Foto: Aditya Agung M / @adityaagungm

Generasi milenia tentu sudah tak asing lagi dengan aplikasi bernama Instagram. Ya, instagram merupakan sosial media yang cukup populer di Indonesia bahkan dunia saat ini. Instagram selalu menyediakan fitur yang mampu menyesuaikan dengan kebutuhan dan kesukaan anak zaman sekarang. Seperti pengguna instagram bernama @adityaagungm yang sudah memiliki followers sebanyak 18.8K dan ada 1.290 foto yang telah dia upload di dalam akun instagram sendiri.

Menurut Aditya, instagram merupakan aplikasi yang berfungsi mengambil foto, mengambil video, menerapkan filter digital dan membagikannya ke berbagai layanan jejaring sosial termasuk milik instagram sendiri. “Instagram sangat membantu saya untuk mengenalkan karya-karya foto dan video kepada orang lain,” kata Adit saat dihubungi melalui pesan singkatnya.

Aditya atau yang lebih akrab disapa Adit menjelaskan maksud dari konten-konten yang sudah ia bagikan ke dalam akun instagramnya. Dia mengatakan, sajian foto maupun video yang ditampilkan untuk menampilkan visual yang baik tanpa menekan ego atau idealis pribadi, sedangkan feed yang terpampang di akun instagramnya, Adit menginginkan hal yang lebih bebas dalam mengeksplor foto-foto yang telah ia upload.
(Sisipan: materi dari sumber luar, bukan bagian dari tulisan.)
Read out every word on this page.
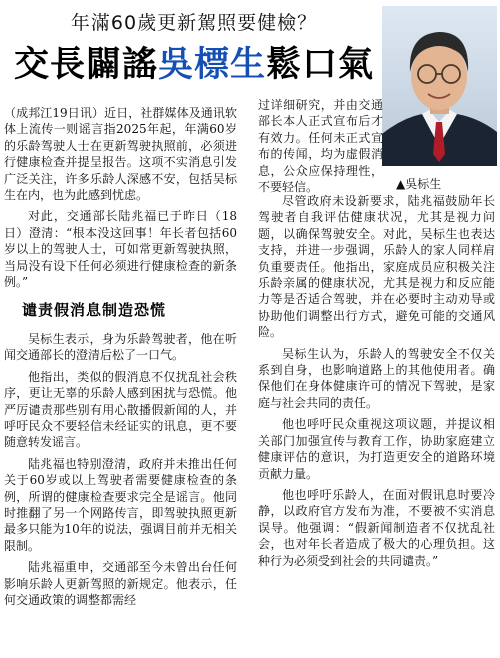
年滿60歲更新駕照要健檢？
交長闢謠吳標生鬆口氣
▲吳标生

（成邦江19日讯）近日，社群媒体及通讯软体上流传一则谣言指2025年起，年满60岁的乐龄驾驶人士在更新驾驶执照前，必须进行健康检查并提呈报告。这项不实消息引发广泛关注，许多乐龄人深感不安，包括吴标生在内，也为此感到忧虑。

对此，交通部长陆兆福已于昨日（18日）澄清：“根本没这回事！年长者包括60岁以上的驾驶人士，可如常更新驾驶执照，当局没有设下任何必须进行健康检查的新条例。”

谴责假消息制造恐慌

吴标生表示，身为乐龄驾驶者，他在听闻交通部长的澄清后松了一口气。

他指出，类似的假消息不仅扰乱社会秩序，更让无辜的乐龄人感到困扰与恐慌。他严厉谴责那些别有用心散播假新闻的人，并呼吁民众不要轻信未经证实的讯息，更不要随意转发谣言。

陆兆福也特别澄清，政府并未推出任何关于60岁或以上驾驶者需要健康检查的条例，所谓的健康检查要求完全是谣言。他同时推翻了另一个网路传言，即驾驶执照更新最多只能为10年的说法，强调目前并无相关限制。

陆兆福重申，交通部至今未曾出台任何影响乐龄人更新驾照的新规定。他表示，任何交通政策的调整都需经

过详细研究，并由交通部长本人正式宣布后才有效力。任何未正式宣布的传闻，均为虚假消息，公众应保持理性，不要轻信。

尽管政府未设新要求，陆兆福鼓励年长驾驶者自我评估健康状况，尤其是视力问题，以确保驾驶安全。对此，吴标生也表达支持，并进一步强调，乐龄人的家人同样肩负重要责任。他指出，家庭成员应积极关注乐龄亲属的健康状况，尤其是视力和反应能力等是否适合驾驶，并在必要时主动劝导或协助他们调整出行方式，避免可能的交通风险。

吴标生认为，乐龄人的驾驶安全不仅关系到自身，也影响道路上的其他使用者。确保他们在身体健康许可的情况下驾驶，是家庭与社会共同的责任。

他也呼吁民众重视这项议题，并提议相关部门加强宣传与教育工作，协助家庭建立健康评估的意识，为打造更安全的道路环境贡献力量。

他也呼吁乐龄人，在面对假讯息时要冷静，以政府官方发布为准，不要被不实消息误导。他强调：“假新闻制造者不仅扰乱社会，也对年长者造成了极大的心理负担。这种行为必须受到社会的共同谴责。”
Berdasarkan pengamatan di akun instagramnya, Aditya adalah tipikal seorang yang random dalam memilih foto, hampir semua menjadi objek foto mulai dari streetlive, dailylive arcitectur, travel dan masih banyak yang lain. Soal upload, ia sering kali menyimpan karyanya 6-12 bulan kedepan. Alasannya, dia ingin menikmati hasil karyanya terlebih dahulu, lalu membagikan di sosial media. “Biasanya baru di upload 1-3 tahun setelahnya,” ujarnya.

Ditanya soal tips-tips membuat feed diakun miliknya, Adit mengatakan tidak mudah. “Sejujurnya susah-susah mudah, banyak proses yang dilalui sebelum upload instagram, yang paling susah adalah konsisten, teliti, dan sabar. Soal teknis banyak aplikasi yang bisa digunakan seperti photoshop, squaready dan snapseed,” ujar pria kelahiran Balikpapan ini.

Selain itu, Aditya ingin berbagi tips tentang cara membuat feed instagram yang rapi. “Usahakan stok foto baik atau bagus itu sebanyak mungkin, plan semua foto yang kita upload gunakan apps penata feed seperti (instagram, vscocam, planoly, grids, unum, dll) sebagai alat bantu, susun semua foto semua mood feed yang diinginkan mainkan taste ke komposisi foto, warna, genre, dll, dan terakhir sabar, konsisten, dan teliti,” terang pria yang juga tergabung dalam komunitas @suroboyostreet.

Diakuinya, kepiawaian membuat feed, juga diimbangi dengan hasil karya foto yang ciamik agar ketika di upload, hasil foto dan feed benar-benar seimbang. Perpaduan feed dan foto apik yang diperlihatkan Adit terbiang rapi dan elegan karena dirinya juga terlibat dalam komunitas suroboyosytreet yang rutin melakukan hunting foto.

Ditanya soal selera memilih foto sebelum diunggah ke akun instargram miliknya, Adit lebih menyukai foto street. Alasannya, dengan memilih foto street pesan yang didapat itu lebih mengena. “Street! Street! Street! Travel! Surabaya menurut saya surga bagi pecinta street fotografi,” imbuhnya.

Saat ini, Adit tidak hanya aktif di instagram, tetapi dirinya juga melebarkan sayap di beberapa komunitas seperti @suroboyostreet, contributor campaign dan @sub.id. Tujuannya untuk mengembangkan bakat minatnya, membangun kota surabaya melalui karya foto dan video serta memperbanyak jaringan (fr/ik).